A 28-year-old woman was also treated for smoke inhalation and superficial burns and was taken to hospital by road ambulance.
It came amid a backdrop of growing anger at prime minister Scott Morrison’s handling of the bushfire emergency. Morrison has been criticised for his initial reluctance to link the worsening bushfire conditions with climate change, and more recently for his decision to take an overseas holiday in the midst of the crisis.
In the tiny village of Itchenstoke in the state’s Blue Mountains the defence force was mobilised to rescue residents who became isolated when fire cut off the only road in and out of the town.
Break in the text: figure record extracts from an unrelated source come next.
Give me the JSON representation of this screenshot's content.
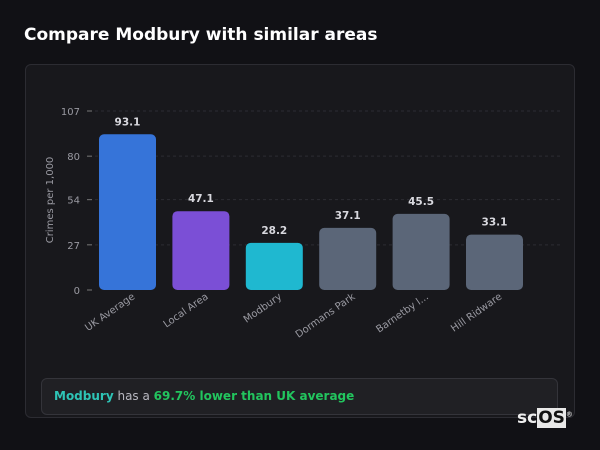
{
  "title": "Compare Modbury with similar areas",
  "chart_data": {
    "type": "bar",
    "categories": [
      "UK Average",
      "Local Area",
      "Modbury",
      "Dormans Park",
      "Barnetby l...",
      "Hill Ridware"
    ],
    "values": [
      93.1,
      47.1,
      28.2,
      37.1,
      45.5,
      33.1
    ],
    "colors": [
      "#3674d9",
      "#7b4fd6",
      "#1fb8d0",
      "#5b6678",
      "#5b6678",
      "#5b6678"
    ],
    "ylabel": "Crimes per 1,000",
    "yticks": [
      0,
      27,
      54,
      80,
      107
    ],
    "ylim": [
      0,
      107
    ],
    "grid": "dashed horizontal",
    "data_labels": [
      "93.1",
      "47.1",
      "28.2",
      "37.1",
      "45.5",
      "33.1"
    ]
  },
  "summary": {
    "area": "Modbury",
    "middle": " has a ",
    "comparison": "69.7% lower than UK average"
  },
  "logo": {
    "text_a": "sc",
    "text_b": "OS",
    "mark": "®"
  }
}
Aerial footage from Bargo to the south-west of Sydney, where the three firefighters were overwhelmed, showed dozens of burning buildings and Fitzsimmons told reporters he feared dozens of properties had been lost to a separate fire burning to Sydney’s south-west.
“We’ve got indications of quite a considerable amount of property being impacted,” he said.
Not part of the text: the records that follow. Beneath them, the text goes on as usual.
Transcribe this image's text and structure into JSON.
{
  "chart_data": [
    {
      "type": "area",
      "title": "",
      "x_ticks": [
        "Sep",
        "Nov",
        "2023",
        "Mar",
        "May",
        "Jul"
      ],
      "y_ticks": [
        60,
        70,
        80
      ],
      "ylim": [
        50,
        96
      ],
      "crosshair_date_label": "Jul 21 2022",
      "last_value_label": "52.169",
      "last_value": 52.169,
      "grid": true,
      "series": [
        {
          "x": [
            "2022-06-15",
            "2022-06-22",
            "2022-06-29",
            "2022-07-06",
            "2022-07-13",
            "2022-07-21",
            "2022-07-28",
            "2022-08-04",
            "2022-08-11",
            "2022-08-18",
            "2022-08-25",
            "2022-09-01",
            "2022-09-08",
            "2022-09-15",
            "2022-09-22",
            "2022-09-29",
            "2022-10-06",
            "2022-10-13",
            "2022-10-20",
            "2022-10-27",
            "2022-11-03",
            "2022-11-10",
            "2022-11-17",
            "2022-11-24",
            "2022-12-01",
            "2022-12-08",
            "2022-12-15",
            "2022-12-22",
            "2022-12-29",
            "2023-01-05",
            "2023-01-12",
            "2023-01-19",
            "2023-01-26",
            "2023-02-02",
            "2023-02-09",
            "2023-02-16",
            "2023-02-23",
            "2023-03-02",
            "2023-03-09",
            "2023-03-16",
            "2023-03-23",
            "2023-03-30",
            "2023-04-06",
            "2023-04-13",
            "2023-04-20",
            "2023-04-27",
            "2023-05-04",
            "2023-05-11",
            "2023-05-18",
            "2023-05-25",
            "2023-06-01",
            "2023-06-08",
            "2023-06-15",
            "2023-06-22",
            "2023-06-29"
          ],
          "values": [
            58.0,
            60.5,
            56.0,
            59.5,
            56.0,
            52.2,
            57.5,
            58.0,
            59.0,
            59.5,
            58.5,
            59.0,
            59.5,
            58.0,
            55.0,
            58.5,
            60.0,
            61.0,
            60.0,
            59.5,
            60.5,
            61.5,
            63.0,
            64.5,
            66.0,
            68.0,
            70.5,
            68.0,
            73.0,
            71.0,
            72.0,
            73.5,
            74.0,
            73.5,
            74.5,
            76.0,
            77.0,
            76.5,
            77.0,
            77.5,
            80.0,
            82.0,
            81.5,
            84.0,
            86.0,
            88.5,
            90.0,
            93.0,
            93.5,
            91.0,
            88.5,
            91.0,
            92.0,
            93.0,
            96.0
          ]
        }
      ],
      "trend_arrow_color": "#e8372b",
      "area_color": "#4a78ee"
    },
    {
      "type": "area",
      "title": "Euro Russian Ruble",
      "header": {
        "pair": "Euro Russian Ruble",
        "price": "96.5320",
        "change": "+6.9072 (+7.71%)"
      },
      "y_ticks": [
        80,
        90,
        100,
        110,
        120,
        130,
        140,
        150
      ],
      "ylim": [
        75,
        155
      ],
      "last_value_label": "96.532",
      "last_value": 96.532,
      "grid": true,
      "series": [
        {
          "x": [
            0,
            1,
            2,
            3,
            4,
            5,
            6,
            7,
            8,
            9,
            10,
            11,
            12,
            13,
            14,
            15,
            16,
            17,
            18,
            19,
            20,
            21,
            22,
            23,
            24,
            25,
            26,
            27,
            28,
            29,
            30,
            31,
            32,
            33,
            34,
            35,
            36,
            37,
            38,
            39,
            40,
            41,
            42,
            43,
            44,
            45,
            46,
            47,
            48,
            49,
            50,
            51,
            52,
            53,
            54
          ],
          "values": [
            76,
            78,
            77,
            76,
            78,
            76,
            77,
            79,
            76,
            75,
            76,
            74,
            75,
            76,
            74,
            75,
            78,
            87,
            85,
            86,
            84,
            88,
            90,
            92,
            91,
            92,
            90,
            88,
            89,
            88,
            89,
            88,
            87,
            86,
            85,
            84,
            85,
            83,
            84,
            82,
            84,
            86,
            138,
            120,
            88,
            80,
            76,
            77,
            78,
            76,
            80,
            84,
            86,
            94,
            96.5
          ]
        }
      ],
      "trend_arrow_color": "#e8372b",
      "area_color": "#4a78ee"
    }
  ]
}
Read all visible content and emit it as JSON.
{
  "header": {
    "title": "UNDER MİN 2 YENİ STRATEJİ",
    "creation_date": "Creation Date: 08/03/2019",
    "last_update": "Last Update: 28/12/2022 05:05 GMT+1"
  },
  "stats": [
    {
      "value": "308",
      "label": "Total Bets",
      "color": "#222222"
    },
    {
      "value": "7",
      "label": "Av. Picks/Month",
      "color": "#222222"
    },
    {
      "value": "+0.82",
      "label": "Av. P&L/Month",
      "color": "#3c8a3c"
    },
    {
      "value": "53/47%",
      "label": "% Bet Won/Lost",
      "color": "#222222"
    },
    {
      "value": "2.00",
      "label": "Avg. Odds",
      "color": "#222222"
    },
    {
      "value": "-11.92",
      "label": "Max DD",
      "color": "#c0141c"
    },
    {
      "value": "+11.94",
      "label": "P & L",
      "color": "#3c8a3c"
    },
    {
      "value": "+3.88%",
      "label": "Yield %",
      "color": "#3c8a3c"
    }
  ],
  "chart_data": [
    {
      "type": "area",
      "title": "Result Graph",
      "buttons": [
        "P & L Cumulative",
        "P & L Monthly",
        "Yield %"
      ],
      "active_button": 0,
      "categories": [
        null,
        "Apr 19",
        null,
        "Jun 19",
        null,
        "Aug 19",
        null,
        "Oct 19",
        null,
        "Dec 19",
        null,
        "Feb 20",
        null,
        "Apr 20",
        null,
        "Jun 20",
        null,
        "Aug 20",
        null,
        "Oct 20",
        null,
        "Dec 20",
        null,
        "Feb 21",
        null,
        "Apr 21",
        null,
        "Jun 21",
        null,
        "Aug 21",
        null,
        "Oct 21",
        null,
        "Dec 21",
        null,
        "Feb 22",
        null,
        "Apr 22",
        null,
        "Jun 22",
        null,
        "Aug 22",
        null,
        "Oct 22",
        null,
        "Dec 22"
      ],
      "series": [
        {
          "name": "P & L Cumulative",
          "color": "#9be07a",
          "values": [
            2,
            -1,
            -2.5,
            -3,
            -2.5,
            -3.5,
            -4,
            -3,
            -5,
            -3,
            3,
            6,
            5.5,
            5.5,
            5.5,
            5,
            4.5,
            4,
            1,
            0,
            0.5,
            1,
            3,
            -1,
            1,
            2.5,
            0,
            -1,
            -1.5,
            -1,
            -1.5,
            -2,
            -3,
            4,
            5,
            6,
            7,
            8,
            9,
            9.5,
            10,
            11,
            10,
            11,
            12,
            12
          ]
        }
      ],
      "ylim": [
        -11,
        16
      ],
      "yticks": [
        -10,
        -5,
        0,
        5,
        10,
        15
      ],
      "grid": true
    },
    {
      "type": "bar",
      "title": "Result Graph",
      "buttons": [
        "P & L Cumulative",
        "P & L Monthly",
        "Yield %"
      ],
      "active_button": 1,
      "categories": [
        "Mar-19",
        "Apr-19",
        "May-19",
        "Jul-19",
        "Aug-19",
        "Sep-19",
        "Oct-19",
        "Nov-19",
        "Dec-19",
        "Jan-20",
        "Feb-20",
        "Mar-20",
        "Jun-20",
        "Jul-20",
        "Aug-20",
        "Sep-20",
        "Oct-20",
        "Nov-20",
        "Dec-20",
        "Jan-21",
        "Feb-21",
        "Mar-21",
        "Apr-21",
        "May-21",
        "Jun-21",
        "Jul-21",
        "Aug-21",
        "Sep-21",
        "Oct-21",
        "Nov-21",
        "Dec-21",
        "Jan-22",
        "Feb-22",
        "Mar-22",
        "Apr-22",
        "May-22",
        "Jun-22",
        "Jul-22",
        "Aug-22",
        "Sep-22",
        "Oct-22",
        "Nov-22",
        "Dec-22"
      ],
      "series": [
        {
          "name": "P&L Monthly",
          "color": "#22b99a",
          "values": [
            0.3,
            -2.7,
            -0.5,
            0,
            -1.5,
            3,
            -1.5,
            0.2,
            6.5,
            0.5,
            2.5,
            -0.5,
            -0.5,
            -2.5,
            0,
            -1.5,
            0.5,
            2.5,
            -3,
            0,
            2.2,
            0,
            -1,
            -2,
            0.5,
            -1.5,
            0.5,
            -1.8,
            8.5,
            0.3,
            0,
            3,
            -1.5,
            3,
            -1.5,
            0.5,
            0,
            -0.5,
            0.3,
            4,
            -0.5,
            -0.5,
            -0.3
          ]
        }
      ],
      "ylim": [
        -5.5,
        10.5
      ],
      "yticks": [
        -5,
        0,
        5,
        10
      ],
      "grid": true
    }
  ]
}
Fitzsimmons said he believed some of the homes lost belonged to firefighting volunteers.
“They’re devastated by loss no matter what, but it just goes that little further when it’s your own home, or the colleague you’ve got sitting on the fire truck next to you, having lost their home, while they’re out saving others,” he said.
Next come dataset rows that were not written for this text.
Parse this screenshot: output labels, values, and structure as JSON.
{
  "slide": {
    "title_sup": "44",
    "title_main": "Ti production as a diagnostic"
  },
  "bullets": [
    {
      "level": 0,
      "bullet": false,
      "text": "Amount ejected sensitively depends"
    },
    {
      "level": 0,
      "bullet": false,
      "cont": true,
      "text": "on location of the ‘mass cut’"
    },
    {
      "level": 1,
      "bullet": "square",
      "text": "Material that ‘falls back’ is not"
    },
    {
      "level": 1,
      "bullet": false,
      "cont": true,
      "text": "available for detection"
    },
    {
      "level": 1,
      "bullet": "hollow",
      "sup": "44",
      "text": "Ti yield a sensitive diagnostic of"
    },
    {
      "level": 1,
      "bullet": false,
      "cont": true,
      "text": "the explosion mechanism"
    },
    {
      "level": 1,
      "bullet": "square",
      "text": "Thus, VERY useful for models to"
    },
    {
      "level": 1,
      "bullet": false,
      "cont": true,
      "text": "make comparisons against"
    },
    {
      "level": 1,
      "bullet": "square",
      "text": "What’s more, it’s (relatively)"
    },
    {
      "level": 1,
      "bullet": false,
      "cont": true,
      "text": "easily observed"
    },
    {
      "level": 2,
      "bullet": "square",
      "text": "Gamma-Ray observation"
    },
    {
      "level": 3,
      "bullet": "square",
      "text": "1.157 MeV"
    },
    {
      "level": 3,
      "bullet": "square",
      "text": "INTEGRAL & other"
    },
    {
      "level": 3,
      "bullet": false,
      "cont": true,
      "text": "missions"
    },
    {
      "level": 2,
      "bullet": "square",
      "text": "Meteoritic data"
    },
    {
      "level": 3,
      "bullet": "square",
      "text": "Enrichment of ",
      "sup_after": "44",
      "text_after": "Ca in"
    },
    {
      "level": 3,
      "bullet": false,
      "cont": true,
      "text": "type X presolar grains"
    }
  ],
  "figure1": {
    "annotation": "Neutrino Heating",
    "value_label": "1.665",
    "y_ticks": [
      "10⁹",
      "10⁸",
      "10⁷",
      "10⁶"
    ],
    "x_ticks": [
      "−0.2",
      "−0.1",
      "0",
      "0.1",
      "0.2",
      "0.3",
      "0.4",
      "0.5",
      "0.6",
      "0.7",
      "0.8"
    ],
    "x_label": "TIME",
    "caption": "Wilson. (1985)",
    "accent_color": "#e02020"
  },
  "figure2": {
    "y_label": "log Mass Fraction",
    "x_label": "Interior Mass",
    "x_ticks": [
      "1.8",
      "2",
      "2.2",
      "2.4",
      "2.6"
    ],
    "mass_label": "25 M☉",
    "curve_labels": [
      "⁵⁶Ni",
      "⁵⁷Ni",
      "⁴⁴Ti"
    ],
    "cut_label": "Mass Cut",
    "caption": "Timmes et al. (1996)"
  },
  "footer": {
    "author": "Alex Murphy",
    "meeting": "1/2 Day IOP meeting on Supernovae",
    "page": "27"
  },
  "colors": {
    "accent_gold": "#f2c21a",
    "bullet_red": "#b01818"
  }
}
“So it’s a tough afternoon. It will be another very emotional, very draining day for our firefighters.”
As Sydney again woke to a now-familiar blanket of thick smoke on Thursday, hundreds of protesters gathered at the prime minister’s official residence, Kirribilli House, angry at his perceived lack of leadership. A NSW Greens MP, David Shoebridge, was arrested at the protest for refusing to obey a move on direction by police.
But speaking after the protest the deputy prime minister, Michael McCormack, dismissed their concerns, telling protesters they were “wasting your time” and that the prime minister was “entitled to a holiday”.
“Go and do something productive,” McCormack said to protesters. “Those people who are shouting and screaming … go and help someone out in need. Do a good turn rather than shouting and screaming and holding up placards that not always the words are spelt correctly on.”
Before Thursday both Berejiklian and Fitzsimmons had warned that fire crews across the scorched state would again face an “enormous challenge” in the coming days during a fire season in which six people have already died and more than 750 properties have been destroyed.
Australia’s all-time record average temperature has been broken twice already this week, with the more than 50 fires continuing to burn out of control across the state quickly fanned by temperatures exceeding 40C coupled with strong, gusting winds.
Throughout Thursday four major fires stretching from the state’s south coast to the south-west of Sydney and the central coast reached “emergency” levels. One of those blazes, at Gospers Mountain on the state’s central coast, north of Sydney, has burned through more than 400,000 hectares already.
And after a brief reprieve on Friday, conditions are expected to deteriorate further on Saturday.
“The temperatures will be higher, and the wind turbulence more severe,” Berejiklian said.
Fitzsimmons echoed that concern, saying strong winds from the west were expected for “10 to 15 hours”.
“Saturday will be a very, very difficult day,” he said.